Tuesday, 24 January 2017
4E (Washington State Convention Center )
Patricia (2015) was a late-season hurricane in 2015 identified as the strongest hurricane on record in the eastern North Pacific and North Atlantic basins. According to NOAA National Hurricane Center (NHC) analysis, Patricia’s development was slow and complicated, involving the interaction of multiple weather systems. It started as a tropical disturbance on 11 Oct entering the eastern Pacific and later merged with another tropical wave. Meanwhile a Gulf of Tehuantepec gap wind event was occurring and provided an injection of cyclonic vorticity to the merged disturbance, forming an elongated area of low pressure system. Deep convection associated with the large cyclonic gyre increased substantially on 17 October, possibly due to more favorable large-scale conditions associated with the passage of the rising branch of a strong Madden-Julian Oscillation moving eastward across the eastern Pacific. The occurrence of a second gap wind event combing with deep convection finally led to a small well-organized circulation on 20 Oct.

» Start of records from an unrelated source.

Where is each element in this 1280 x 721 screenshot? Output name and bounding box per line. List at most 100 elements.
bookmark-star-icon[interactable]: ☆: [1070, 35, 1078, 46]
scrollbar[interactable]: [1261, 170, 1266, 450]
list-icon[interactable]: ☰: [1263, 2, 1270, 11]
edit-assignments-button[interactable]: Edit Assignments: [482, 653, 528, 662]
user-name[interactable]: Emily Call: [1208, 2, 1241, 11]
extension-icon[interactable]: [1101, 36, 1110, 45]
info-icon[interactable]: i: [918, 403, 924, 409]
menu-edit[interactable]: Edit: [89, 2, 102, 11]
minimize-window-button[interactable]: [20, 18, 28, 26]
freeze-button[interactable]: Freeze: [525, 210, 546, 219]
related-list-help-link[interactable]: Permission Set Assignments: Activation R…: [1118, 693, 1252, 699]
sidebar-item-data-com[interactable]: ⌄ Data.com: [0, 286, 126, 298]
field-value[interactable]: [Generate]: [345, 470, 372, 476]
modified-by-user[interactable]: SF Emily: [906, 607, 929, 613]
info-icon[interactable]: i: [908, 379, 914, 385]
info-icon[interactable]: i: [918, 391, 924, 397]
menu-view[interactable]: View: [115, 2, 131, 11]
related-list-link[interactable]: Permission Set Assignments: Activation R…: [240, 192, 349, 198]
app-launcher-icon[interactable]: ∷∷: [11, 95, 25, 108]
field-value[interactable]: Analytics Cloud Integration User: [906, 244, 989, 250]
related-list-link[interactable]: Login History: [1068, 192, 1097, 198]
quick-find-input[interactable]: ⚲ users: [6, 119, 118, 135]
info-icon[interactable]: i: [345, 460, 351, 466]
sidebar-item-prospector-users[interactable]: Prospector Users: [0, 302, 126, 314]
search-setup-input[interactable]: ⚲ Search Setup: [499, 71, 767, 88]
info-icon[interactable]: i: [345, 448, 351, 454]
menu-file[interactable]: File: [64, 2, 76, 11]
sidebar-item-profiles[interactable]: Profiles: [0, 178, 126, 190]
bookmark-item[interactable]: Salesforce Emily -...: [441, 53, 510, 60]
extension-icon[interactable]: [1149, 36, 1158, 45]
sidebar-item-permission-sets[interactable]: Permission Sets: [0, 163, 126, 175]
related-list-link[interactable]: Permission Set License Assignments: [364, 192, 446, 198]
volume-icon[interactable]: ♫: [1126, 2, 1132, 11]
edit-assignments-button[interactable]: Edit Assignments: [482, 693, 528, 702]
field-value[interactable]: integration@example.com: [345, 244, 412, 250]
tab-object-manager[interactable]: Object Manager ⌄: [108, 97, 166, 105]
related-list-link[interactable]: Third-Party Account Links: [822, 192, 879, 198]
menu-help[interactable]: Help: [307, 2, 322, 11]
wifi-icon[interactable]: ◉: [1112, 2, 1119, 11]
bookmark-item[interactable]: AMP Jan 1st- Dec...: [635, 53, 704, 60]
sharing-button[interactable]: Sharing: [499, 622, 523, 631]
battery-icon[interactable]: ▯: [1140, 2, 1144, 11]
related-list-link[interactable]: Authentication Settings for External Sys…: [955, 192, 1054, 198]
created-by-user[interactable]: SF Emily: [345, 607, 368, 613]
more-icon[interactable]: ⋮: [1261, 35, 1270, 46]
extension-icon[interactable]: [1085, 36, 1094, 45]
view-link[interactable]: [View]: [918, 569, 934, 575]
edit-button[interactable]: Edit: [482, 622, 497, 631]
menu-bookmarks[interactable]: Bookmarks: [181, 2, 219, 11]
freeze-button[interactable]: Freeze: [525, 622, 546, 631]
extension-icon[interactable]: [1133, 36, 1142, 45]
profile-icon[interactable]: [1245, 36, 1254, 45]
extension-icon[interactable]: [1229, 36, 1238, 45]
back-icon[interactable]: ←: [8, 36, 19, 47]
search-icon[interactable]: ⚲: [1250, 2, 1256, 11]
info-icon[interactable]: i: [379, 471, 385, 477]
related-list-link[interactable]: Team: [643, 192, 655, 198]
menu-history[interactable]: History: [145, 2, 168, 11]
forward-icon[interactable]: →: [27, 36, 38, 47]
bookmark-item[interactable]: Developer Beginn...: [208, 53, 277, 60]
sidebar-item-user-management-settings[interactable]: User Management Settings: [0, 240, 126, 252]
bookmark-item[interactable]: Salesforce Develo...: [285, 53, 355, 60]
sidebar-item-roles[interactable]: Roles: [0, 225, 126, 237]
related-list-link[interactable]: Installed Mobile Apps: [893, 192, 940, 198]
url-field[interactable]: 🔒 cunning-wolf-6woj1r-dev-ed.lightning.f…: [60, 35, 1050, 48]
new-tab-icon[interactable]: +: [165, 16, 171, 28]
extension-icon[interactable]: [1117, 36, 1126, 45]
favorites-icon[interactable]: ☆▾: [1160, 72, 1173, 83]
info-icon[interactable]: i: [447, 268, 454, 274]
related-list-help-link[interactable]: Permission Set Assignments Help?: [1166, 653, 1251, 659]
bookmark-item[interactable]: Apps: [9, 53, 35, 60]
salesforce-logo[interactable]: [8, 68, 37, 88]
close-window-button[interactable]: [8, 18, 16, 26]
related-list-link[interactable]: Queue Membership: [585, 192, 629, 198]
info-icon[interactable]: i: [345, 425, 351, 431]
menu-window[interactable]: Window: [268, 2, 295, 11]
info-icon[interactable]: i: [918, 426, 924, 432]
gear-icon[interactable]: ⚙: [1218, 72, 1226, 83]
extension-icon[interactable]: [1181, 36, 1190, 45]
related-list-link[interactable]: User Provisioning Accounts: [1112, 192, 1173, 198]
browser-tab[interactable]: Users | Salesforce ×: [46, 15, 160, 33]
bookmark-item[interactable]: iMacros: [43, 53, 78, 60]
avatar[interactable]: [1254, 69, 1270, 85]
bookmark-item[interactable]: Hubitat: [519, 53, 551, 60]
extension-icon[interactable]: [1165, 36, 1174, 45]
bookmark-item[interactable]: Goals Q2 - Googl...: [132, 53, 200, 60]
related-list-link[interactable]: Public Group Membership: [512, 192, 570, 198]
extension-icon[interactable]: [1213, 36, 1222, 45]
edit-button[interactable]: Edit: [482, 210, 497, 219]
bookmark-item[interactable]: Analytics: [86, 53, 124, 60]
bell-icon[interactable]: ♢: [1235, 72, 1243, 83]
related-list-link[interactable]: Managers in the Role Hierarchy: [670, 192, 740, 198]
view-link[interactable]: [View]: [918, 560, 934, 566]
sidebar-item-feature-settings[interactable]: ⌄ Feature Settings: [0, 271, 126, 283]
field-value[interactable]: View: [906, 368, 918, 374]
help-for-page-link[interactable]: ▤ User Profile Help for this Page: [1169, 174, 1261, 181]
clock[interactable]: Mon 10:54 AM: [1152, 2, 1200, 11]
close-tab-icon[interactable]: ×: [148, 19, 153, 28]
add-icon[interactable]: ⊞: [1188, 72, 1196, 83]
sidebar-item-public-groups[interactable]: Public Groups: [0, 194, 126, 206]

An Air Force Hurricane Hunter aircraft recorder a maximum sustained winds of 180 kt and a minimum central pressure of around 879 mb around 0600 UTC on 23 Oct. The unusual rapid intensification of Patricia poses a great challenge for real-time prediction by dynamic models.

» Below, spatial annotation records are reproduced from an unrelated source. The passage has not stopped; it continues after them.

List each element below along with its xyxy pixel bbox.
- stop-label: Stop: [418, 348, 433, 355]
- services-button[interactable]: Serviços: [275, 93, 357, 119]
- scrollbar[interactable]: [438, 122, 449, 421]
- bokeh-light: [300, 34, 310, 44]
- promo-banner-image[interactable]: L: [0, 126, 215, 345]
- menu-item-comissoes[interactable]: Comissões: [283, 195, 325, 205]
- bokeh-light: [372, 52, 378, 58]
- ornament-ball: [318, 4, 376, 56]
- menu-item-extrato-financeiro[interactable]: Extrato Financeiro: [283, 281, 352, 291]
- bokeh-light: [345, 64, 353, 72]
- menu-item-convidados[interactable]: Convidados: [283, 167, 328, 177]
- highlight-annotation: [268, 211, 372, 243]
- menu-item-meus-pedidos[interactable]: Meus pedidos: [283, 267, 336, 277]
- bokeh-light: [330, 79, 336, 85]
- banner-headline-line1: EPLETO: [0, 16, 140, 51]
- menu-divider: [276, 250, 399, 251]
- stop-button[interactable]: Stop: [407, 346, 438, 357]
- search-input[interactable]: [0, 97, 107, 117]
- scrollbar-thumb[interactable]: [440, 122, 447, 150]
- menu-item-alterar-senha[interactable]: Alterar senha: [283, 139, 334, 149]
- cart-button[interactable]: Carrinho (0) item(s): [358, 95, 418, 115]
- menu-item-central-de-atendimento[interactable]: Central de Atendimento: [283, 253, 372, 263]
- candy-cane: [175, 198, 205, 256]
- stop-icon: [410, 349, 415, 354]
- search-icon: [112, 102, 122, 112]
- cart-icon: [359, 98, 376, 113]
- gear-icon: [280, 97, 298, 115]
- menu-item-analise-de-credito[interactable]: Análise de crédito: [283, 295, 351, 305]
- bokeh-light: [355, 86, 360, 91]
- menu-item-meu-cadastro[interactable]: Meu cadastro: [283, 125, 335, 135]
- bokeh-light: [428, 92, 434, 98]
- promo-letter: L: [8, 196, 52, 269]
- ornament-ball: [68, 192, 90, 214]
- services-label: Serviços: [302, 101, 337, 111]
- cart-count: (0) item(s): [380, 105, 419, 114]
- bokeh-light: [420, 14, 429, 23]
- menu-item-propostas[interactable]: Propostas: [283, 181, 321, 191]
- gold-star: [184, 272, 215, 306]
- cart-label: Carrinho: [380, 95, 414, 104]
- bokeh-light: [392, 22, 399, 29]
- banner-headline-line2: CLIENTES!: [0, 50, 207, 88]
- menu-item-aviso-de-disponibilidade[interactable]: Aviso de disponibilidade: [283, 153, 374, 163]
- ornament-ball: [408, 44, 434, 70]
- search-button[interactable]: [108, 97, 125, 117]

To understand the intrinsic dynamic and thermodynamics processes associated with the formation and rapid intensification of Patricia, we simulate the storm using the U. S. Navy operational tropical cyclone prediction system, COAMPS-TC, and analyze dropsondes from the ONR TCI field campaign. The study focuses on the interactions of multiple scale circulations and the relative importance of them. Sensitivity of the terrain, SST gradient, and cloud microphyscis will also be presented.